According to Pinto, companies can implement, for instance, web application firewalls (WAFs) and block IP ranges, countries, and data centers known to host scrapers. CAPTCHA challenges may also be applied.

Obviously, Pinto says that device intelligence platforms are probably the best solution, even though he cautiously adds: “With data scraping, you can never prevent 100% of the attempts. Your goal is to increase the difficulty level for scrapers to the correct level for your business.”

CAPTCHA challenges offer more serious protection than WAFs, Pinto explains. But there’s also a risk that legitimate customers will be annoyed by having to do CAPTCHAs if your method of detection is not accurate enough.

“Device intelligence solutions collect browser data leaked by bots, such as errors, network overrides, browser attribute inconsistencies, and API (application programming interface) changes, to reliably distinguish real users from headless browsers, automation tools, and plugins commonly used for scraping,” said Pinto.

“With data scraping, you can never prevent 100% of the attempts. Your goal is to increase the difficulty level for scrapers to the correct level for your business.”

Dan Pinto.

“This means that your legitimate users won’t be annoyed by CAPTCHAs while you catch a significant number of data scrapers.”

Pinto said it was like a game of cat and mouse between bad actors changing how the bots behave and services like Fingerprint updating the techniques that they use to detect them.

The cases of Twitter and Reddit don’t seem too complicated to Pinto, by the way. Just like many third-party app developers, he claims that companies need to maintain open APIs and charge appropriate prices while making data scraping very challenging at the same time.

“This will reduce the number of data scrapers which went up for Twitter when they shut off their APIs and it appears to have gone up for Reddit based on recent API changes,” he said.

Besides, larger companies usually have robust, highly skilled teams capable of developing complex and customized security measures – although the success of data scraping lawsuits is unclear.

Maybe the dragon isn’t your enemy?

That’s because web or data scraping isn’t actually illegal. First, ordinary data scraping might help businesses, including, of course, AI startups, to grow much faster.

Pinto himself used to work on a search engine for used machinery and used crawling – data mining from different web sources – to collect information on the machinery available for sale online. He viewed crawling as ethical “because it helped both equipment buyers and sellers to complete many more transactions than before.”

Second, it only becomes a problem when non-publicly available data gets extracted. It doesn’t even matter what the purpose of the action is – it’s not even scraping but theft.

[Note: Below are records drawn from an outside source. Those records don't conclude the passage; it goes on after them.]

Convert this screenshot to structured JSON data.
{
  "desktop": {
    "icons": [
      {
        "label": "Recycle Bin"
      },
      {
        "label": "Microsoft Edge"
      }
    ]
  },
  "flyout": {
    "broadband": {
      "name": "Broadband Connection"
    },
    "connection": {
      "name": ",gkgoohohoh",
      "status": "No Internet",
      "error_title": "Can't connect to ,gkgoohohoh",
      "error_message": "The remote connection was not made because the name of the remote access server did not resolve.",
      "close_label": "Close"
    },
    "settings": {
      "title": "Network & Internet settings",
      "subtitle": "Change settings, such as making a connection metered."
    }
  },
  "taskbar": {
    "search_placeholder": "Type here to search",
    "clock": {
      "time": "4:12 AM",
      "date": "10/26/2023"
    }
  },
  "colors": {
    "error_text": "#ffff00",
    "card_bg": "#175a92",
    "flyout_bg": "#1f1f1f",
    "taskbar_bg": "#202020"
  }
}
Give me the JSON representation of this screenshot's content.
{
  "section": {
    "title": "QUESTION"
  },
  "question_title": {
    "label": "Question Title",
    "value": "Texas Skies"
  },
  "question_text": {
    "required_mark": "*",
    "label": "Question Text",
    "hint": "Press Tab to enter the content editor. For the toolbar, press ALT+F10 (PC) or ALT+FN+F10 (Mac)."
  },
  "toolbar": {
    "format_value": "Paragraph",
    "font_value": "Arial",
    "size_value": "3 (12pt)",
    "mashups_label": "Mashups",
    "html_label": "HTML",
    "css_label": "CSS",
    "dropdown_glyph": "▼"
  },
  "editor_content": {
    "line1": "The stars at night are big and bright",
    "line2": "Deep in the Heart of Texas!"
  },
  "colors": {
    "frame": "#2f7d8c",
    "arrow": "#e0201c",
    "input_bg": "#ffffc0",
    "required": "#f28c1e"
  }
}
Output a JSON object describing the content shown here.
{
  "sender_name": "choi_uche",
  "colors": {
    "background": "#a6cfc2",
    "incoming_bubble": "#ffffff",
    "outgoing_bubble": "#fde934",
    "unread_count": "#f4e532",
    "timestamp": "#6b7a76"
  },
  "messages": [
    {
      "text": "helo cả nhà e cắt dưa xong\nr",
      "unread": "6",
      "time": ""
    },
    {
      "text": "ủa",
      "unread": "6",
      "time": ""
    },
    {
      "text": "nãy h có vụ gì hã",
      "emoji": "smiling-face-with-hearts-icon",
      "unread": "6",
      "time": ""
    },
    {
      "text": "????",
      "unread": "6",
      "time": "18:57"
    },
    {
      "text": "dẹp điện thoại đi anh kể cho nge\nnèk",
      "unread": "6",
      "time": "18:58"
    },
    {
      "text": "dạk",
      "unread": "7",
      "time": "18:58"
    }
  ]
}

“Regulations, policies, and even best practices are still being figured out, but recent rulings have pointed towards if information is available in the open it should be accessible to bots,” Pinto told Cybernews. “This points again to focusing on making scraping difficult instead of depending on lawsuits.”

However, as the cases of Twitter and Reddit clearly show, quite a few large websites aren’t really crazy about getting scraped. And neither are individual Google users, for that matter.

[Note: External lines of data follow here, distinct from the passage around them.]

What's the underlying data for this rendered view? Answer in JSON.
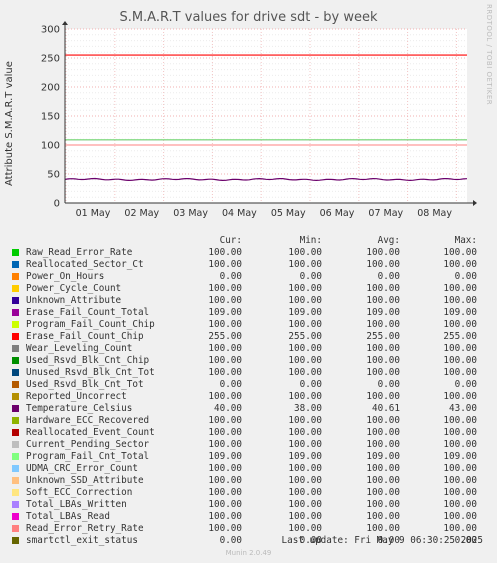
{
  "chart_data": {
    "type": "line",
    "title": "S.M.A.R.T values for drive sdt - by week",
    "ylabel": "Attribute S.M.A.R.T value",
    "ylim": [
      0,
      300
    ],
    "yticks": [
      0,
      50,
      100,
      150,
      200,
      250,
      300
    ],
    "xticks": [
      "01 May",
      "02 May",
      "03 May",
      "04 May",
      "05 May",
      "06 May",
      "07 May",
      "08 May"
    ],
    "legend_placement": "bottom",
    "columns": [
      "Cur:",
      "Min:",
      "Avg:",
      "Max:"
    ],
    "series": [
      {
        "name": "Raw_Read_Error_Rate",
        "color": "#00cc00",
        "cur": "100.00",
        "min": "100.00",
        "avg": "100.00",
        "max": "100.00"
      },
      {
        "name": "Reallocated_Sector_Ct",
        "color": "#0066b3",
        "cur": "100.00",
        "min": "100.00",
        "avg": "100.00",
        "max": "100.00"
      },
      {
        "name": "Power_On_Hours",
        "color": "#ff8000",
        "cur": "0.00",
        "min": "0.00",
        "avg": "0.00",
        "max": "0.00"
      },
      {
        "name": "Power_Cycle_Count",
        "color": "#ffcc00",
        "cur": "100.00",
        "min": "100.00",
        "avg": "100.00",
        "max": "100.00"
      },
      {
        "name": "Unknown_Attribute",
        "color": "#330099",
        "cur": "100.00",
        "min": "100.00",
        "avg": "100.00",
        "max": "100.00"
      },
      {
        "name": "Erase_Fail_Count_Total",
        "color": "#990099",
        "cur": "109.00",
        "min": "109.00",
        "avg": "109.00",
        "max": "109.00"
      },
      {
        "name": "Program_Fail_Count_Chip",
        "color": "#ccff00",
        "cur": "100.00",
        "min": "100.00",
        "avg": "100.00",
        "max": "100.00"
      },
      {
        "name": "Erase_Fail_Count_Chip",
        "color": "#ff0000",
        "cur": "255.00",
        "min": "255.00",
        "avg": "255.00",
        "max": "255.00"
      },
      {
        "name": "Wear_Leveling_Count",
        "color": "#808080",
        "cur": "100.00",
        "min": "100.00",
        "avg": "100.00",
        "max": "100.00"
      },
      {
        "name": "Used_Rsvd_Blk_Cnt_Chip",
        "color": "#008f00",
        "cur": "100.00",
        "min": "100.00",
        "avg": "100.00",
        "max": "100.00"
      },
      {
        "name": "Unused_Rsvd_Blk_Cnt_Tot",
        "color": "#00487d",
        "cur": "100.00",
        "min": "100.00",
        "avg": "100.00",
        "max": "100.00"
      },
      {
        "name": "Used_Rsvd_Blk_Cnt_Tot",
        "color": "#b35a00",
        "cur": "0.00",
        "min": "0.00",
        "avg": "0.00",
        "max": "0.00"
      },
      {
        "name": "Reported_Uncorrect",
        "color": "#b38f00",
        "cur": "100.00",
        "min": "100.00",
        "avg": "100.00",
        "max": "100.00"
      },
      {
        "name": "Temperature_Celsius",
        "color": "#6b006b",
        "cur": "40.00",
        "min": "38.00",
        "avg": "40.61",
        "max": "43.00"
      },
      {
        "name": "Hardware_ECC_Recovered",
        "color": "#8fb300",
        "cur": "100.00",
        "min": "100.00",
        "avg": "100.00",
        "max": "100.00"
      },
      {
        "name": "Reallocated_Event_Count",
        "color": "#b30000",
        "cur": "100.00",
        "min": "100.00",
        "avg": "100.00",
        "max": "100.00"
      },
      {
        "name": "Current_Pending_Sector",
        "color": "#bebebe",
        "cur": "100.00",
        "min": "100.00",
        "avg": "100.00",
        "max": "100.00"
      },
      {
        "name": "Program_Fail_Cnt_Total",
        "color": "#80ff80",
        "cur": "109.00",
        "min": "109.00",
        "avg": "109.00",
        "max": "109.00"
      },
      {
        "name": "UDMA_CRC_Error_Count",
        "color": "#80c9ff",
        "cur": "100.00",
        "min": "100.00",
        "avg": "100.00",
        "max": "100.00"
      },
      {
        "name": "Unknown_SSD_Attribute",
        "color": "#ffc080",
        "cur": "100.00",
        "min": "100.00",
        "avg": "100.00",
        "max": "100.00"
      },
      {
        "name": "Soft_ECC_Correction",
        "color": "#ffe680",
        "cur": "100.00",
        "min": "100.00",
        "avg": "100.00",
        "max": "100.00"
      },
      {
        "name": "Total_LBAs_Written",
        "color": "#aa80ff",
        "cur": "100.00",
        "min": "100.00",
        "avg": "100.00",
        "max": "100.00"
      },
      {
        "name": "Total_LBAs_Read",
        "color": "#ee00cc",
        "cur": "100.00",
        "min": "100.00",
        "avg": "100.00",
        "max": "100.00"
      },
      {
        "name": "Read_Error_Retry_Rate",
        "color": "#ff8080",
        "cur": "100.00",
        "min": "100.00",
        "avg": "100.00",
        "max": "100.00"
      },
      {
        "name": "smartctl_exit_status",
        "color": "#666600",
        "cur": "0.00",
        "min": "0.00",
        "avg": "0.00",
        "max": "0.00"
      }
    ]
  },
  "side_text": "RRDTOOL / TOBI OETIKER",
  "last_update": "Last update: Fri May  9 06:30:25 2025",
  "munin_version": "Munin 2.0.49"
}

Even if there’s not much that can be done in a court of law, it’s quite clear that crawled data is helping someone else get rich because AI tools are and will continue to be very valuable. At a basic level, search engines basically offer an exchange to website owners: let us scrape, and we’ll send traffic your way – but with training, it’s oh so different.

“AI scraping is more morally gray than search engines because the value does not flow back to the original creator of the content. The more disconnected the flow of value from the original author, the more unethical the data scraping is,” Pinto explained.

“Regardless of the ethics, businesses should protect themselves from data scrapers that they don’t want to share data with. It’s up to every business how open they want their data to be, and we can be their partner in that endeavor.”